Leftover heirs or family members can proceed in one of the following ways:

  • Repay the loan in full to keep the property
  • Turn the home over to the lender who will sell the property
  • Abandon the property

If the remaining family members want to keep the property, they will have to contact the lender and repay the amount that was paid out to the deceased borrower. Reverse mortgage payments become payable upon the borrower’s death and are usually required to be repaid within several months to a year after the borrower has passed, but may differ on a lender-by-lender basis.

Paying large amounts to the reverse mortgage lender can create problems for family members because most lack the funding to make this possible, Chubb said.

“No one can afford to buy the home,” she said. “Funding can be an issue for the family if they want to keep that home.”

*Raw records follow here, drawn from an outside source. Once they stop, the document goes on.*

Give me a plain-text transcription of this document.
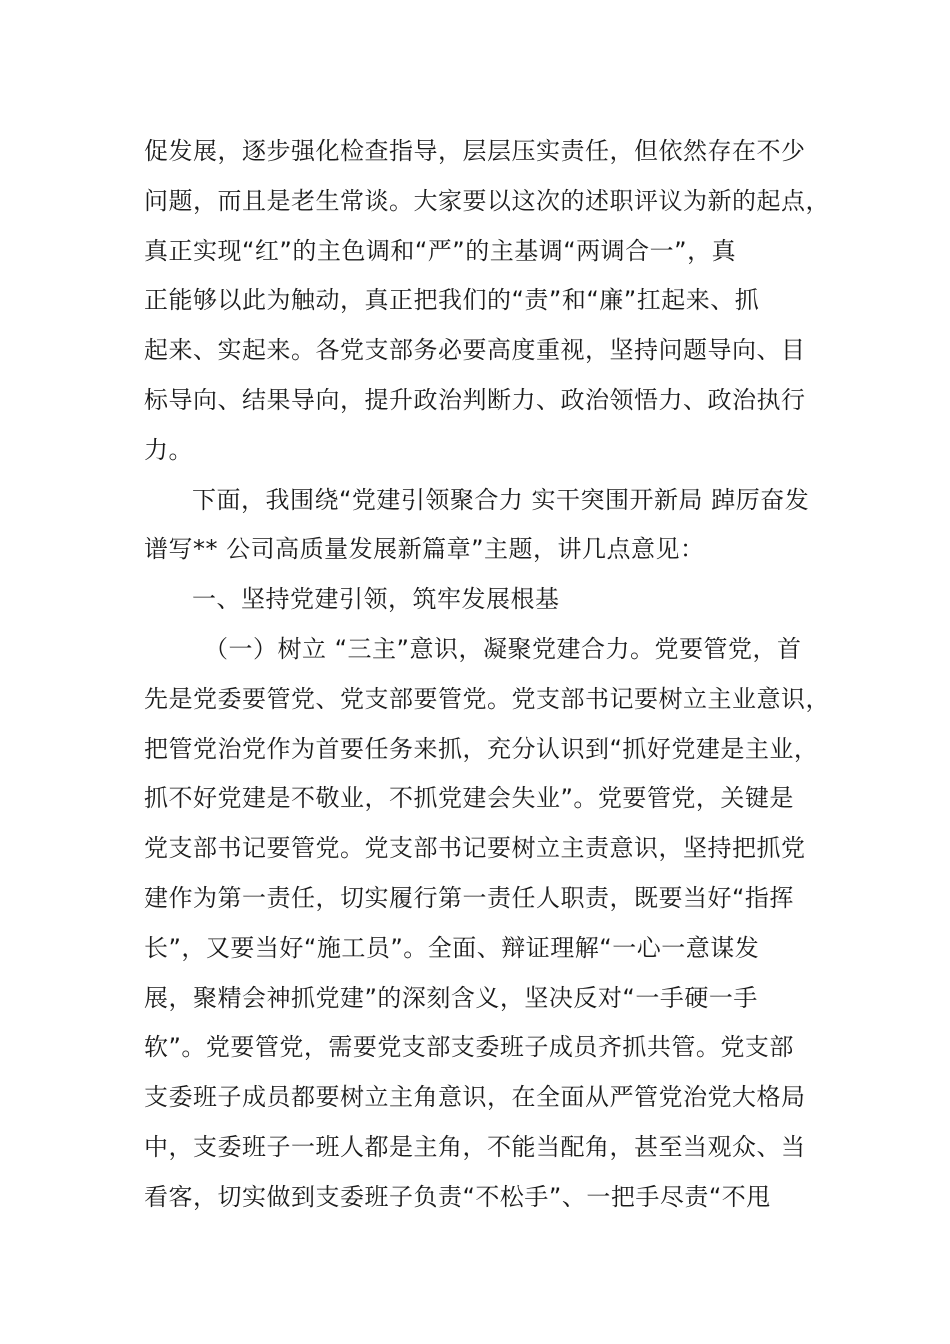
促发展，逐步强化检查指导，层层压实责任，但依然存在不少
问题，而且是老生常谈。大家要以这次的述职评议为新的起点，
真正实现“红”的主色调和“严”的主基调“两调合一”，真
正能够以此为触动，真正把我们的“责”和“廉”扛起来、抓
起来、实起来。各党支部务必要高度重视，坚持问题导向、目
标导向、结果导向，提升政治判断力、政治领悟力、政治执行
力。
下面，我围绕“党建引领聚合力 实干突围开新局 踔厉奋发
谱写** 公司高质量发展新篇章”主题，讲几点意见：
一、坚持党建引领，筑牢发展根基
（一）树立 “三主”意识，凝聚党建合力。党要管党，首
先是党委要管党、党支部要管党。党支部书记要树立主业意识，
把管党治党作为首要任务来抓，充分认识到“抓好党建是主业，
抓不好党建是不敬业，不抓党建会失业”。党要管党，关键是
党支部书记要管党。党支部书记要树立主责意识，坚持把抓党
建作为第一责任，切实履行第一责任人职责，既要当好“指挥
长”，又要当好“施工员”。全面、辩证理解“一心一意谋发
展，聚精会神抓党建”的深刻含义，坚决反对“一手硬一手
软”。党要管党，需要党支部支委班子成员齐抓共管。党支部
支委班子成员都要树立主角意识，在全面从严管党治党大格局
中，支委班子一班人都是主角，不能当配角，甚至当观众、当
看客，切实做到支委班子负责“不松手”、一把手尽责“不甩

If the home needs to be sold, other problems can arise. For reverse mortgages that were approved leading up to the housing crash, where lenders paid out more than the home is currently worth, many lenders now face issues that need to be resolved in short sales.

The final option for surviving heirs is to walk away. This choice is not recommended. Remaining family members should contact the reverse mortgage lender because if the home sells and there are remaining funds not paid out to the borrower, the money will transfer to the deceased person’s estate.

Before a borrower considers a reverse mortgage, there is one major factor that he or she should consider, according to Rick McInturff, a senior loan officer for Proficio Mortgage.

When a couple lives together in a home, both should place their names on the reverse mortgage. That way, if one partner dies, the other will remain protected.

“If both husband and wife are original loan holders and one of them passes away, nothing happens to the loan, all terms stay the same, all monies remain if available,” McInturff said.

But if the loan is placed in only one partner’s name and that partner dies, the other will have to repay the debt or vacate the property.

Parker said that reverse mortgages have a bad reputation but it’s simply because most financial experts are inexperienced with their intricacies. He said the mortgages have built-in financial planning aspects to them.

“They are designed to be used as a line or credit over time to meet expenses as needed,” he explained.

Borrowers decide how they will receive their money, what size their payouts will be, and how often they will get paid, such as every 10 years or over the entire course of their life in the home.

Although the process after a death can be complicated, reverse mortgages can be a positive option for older consumers to eliminate their mortgage payments, make housing repairs, cover medical expenses, or use as a secondary form of income.